If the cooler air, pumpkins and changing leaves aren’t giving it away, Halloween is right around the corner. But some Vermont towns are suggesting residents refrain from or modify the usual activities.

In Montpelier, where a recent outbreak of about 30 cases have been linked to adult and youth hockey leagues, that means advising residents to skip trick-or-treating this year.

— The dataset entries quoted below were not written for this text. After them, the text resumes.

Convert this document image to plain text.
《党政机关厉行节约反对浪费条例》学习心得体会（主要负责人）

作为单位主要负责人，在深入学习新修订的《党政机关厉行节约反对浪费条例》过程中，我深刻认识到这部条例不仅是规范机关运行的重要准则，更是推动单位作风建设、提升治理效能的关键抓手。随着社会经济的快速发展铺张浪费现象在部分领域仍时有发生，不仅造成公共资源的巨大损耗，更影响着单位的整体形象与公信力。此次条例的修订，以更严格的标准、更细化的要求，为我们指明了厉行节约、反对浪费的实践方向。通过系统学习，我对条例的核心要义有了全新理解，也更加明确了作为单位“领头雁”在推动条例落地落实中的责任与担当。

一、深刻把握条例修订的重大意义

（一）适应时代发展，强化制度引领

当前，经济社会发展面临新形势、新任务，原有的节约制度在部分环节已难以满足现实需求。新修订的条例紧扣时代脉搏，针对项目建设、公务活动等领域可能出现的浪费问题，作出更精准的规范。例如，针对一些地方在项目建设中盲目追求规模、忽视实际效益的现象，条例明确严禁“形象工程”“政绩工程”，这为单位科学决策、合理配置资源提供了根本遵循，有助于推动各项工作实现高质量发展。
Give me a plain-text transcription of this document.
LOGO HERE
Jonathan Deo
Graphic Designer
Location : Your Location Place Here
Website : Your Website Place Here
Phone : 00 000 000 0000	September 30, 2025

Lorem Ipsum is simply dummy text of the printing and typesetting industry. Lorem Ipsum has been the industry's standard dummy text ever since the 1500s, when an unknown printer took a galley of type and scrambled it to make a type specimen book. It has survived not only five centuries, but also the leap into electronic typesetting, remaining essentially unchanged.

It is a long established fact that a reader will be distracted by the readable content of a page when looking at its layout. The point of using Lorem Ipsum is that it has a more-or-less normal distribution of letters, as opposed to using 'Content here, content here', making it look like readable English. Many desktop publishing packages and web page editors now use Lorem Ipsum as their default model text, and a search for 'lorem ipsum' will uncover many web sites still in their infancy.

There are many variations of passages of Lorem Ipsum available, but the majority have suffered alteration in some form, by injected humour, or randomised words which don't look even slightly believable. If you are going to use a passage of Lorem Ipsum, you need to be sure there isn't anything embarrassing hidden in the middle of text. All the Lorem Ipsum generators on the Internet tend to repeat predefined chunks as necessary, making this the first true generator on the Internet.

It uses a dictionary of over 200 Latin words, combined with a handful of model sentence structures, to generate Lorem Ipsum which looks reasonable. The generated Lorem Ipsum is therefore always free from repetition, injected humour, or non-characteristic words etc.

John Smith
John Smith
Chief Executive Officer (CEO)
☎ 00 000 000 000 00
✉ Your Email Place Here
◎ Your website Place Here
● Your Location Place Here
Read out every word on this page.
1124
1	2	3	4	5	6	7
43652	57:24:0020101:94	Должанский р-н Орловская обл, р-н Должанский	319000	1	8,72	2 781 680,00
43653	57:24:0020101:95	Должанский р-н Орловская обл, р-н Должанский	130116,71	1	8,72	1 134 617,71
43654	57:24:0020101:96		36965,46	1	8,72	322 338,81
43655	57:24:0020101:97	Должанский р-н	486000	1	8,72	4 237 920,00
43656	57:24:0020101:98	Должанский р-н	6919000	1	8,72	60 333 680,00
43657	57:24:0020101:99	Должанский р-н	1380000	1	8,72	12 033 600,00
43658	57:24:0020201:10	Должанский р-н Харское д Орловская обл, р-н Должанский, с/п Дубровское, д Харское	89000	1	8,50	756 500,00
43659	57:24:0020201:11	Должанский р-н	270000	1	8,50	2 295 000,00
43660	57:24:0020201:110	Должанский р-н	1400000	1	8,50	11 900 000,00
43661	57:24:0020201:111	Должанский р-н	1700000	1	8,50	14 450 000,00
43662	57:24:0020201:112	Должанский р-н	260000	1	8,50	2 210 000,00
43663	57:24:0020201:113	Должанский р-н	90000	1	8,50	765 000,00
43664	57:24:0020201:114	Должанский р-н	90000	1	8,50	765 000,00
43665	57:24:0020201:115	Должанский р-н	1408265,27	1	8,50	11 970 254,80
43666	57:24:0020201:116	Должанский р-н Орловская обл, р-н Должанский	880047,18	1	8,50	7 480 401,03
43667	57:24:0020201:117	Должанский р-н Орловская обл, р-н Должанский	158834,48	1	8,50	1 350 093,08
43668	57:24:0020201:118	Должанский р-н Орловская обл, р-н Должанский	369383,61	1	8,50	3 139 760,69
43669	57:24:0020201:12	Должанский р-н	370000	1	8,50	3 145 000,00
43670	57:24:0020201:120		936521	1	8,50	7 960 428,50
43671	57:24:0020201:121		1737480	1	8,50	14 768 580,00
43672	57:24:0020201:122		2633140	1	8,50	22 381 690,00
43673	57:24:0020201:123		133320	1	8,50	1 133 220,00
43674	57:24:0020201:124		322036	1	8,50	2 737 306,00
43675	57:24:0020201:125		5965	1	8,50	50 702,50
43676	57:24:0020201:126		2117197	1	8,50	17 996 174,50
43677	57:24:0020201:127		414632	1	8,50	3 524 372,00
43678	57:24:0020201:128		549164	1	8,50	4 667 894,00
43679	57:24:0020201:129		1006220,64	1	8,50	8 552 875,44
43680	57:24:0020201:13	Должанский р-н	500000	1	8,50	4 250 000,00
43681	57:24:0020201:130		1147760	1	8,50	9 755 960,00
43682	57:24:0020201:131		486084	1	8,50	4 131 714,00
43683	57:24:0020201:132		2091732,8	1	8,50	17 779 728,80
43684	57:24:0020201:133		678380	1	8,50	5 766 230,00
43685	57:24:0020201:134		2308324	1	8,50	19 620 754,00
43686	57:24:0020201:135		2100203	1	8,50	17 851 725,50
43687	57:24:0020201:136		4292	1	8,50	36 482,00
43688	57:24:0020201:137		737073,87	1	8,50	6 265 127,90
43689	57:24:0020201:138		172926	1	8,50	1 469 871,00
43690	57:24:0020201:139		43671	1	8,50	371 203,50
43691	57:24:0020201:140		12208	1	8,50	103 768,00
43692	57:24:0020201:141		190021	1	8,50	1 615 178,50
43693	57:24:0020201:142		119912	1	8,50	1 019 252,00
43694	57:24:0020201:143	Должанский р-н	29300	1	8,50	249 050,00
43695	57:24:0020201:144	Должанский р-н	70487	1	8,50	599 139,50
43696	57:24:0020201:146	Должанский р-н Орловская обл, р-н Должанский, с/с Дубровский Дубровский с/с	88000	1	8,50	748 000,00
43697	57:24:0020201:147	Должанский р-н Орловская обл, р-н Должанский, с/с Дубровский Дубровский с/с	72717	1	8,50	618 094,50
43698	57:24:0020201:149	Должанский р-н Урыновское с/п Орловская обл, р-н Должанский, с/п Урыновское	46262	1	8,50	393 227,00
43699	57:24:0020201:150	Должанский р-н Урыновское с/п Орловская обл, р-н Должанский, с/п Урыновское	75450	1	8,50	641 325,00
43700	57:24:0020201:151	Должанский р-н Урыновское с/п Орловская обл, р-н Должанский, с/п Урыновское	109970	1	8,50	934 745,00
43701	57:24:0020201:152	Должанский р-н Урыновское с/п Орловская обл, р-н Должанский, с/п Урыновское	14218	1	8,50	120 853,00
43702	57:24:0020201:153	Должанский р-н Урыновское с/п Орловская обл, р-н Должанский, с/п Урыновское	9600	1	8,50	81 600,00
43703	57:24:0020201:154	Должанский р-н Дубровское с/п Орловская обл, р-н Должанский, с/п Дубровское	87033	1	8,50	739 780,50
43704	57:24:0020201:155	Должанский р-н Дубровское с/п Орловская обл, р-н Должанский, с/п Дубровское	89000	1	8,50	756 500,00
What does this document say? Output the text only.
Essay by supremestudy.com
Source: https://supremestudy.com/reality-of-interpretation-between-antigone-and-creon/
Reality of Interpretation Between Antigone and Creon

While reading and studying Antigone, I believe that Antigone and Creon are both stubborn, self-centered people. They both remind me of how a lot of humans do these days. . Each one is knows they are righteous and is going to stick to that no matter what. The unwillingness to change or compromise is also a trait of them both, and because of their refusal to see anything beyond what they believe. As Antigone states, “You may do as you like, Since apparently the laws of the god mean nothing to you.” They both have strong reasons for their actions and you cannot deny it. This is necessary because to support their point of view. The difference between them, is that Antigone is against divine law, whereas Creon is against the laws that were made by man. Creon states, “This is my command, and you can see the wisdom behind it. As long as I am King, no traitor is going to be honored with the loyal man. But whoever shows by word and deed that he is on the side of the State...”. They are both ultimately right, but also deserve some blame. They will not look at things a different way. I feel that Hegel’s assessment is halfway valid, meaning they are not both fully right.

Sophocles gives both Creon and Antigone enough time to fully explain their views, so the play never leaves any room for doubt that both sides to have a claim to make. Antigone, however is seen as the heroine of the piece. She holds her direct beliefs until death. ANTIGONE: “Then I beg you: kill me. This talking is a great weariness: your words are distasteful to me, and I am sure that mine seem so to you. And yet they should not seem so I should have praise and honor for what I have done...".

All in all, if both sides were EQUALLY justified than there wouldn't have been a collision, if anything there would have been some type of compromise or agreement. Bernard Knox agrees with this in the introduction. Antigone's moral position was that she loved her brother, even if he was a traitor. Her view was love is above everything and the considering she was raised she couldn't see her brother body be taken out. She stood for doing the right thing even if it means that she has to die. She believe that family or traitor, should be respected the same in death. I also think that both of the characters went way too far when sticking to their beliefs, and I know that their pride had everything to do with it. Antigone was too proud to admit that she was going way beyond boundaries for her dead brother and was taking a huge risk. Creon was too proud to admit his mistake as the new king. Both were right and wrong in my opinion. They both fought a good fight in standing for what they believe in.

“I think it’s an important wake-up call for Montpelier particularly, but also for any community, that we need to stay vigilant about staying safe through this time of COVID” Mayor Anne Watson. “This recommendation to stay home for trick-or-treating is really to help keep us all safe.”

Across Lake Champlain, the Clinton County Health Department is encouraging one-way trick-or-treating, “where trick-or-treaters can grab treats and go, without direct or close contact with homeowners.”

St. Johnsbury will has already cancelled their annual Halloween parade, which draws 3,000 people. But to make sure children can have a Halloween experience, donors have contributed bags of candy to elementary school students, along with school supplies and a note of encouragement.

“I think the whole community is recognizing that while covid is effecting almost everything that we are doing, there are creative ways when people can put their heads together and say alright we can’t do it like we used to but how can we make this still feel special,” said Brian Ricca, St. Johnsbury School District Superintendent.

St. Johnsbury residents can also enjoy art contests and drive-by pumpkin displays. For trick-or-treaters, the town suggests visiting homes of people you know and to contact them before stopping by.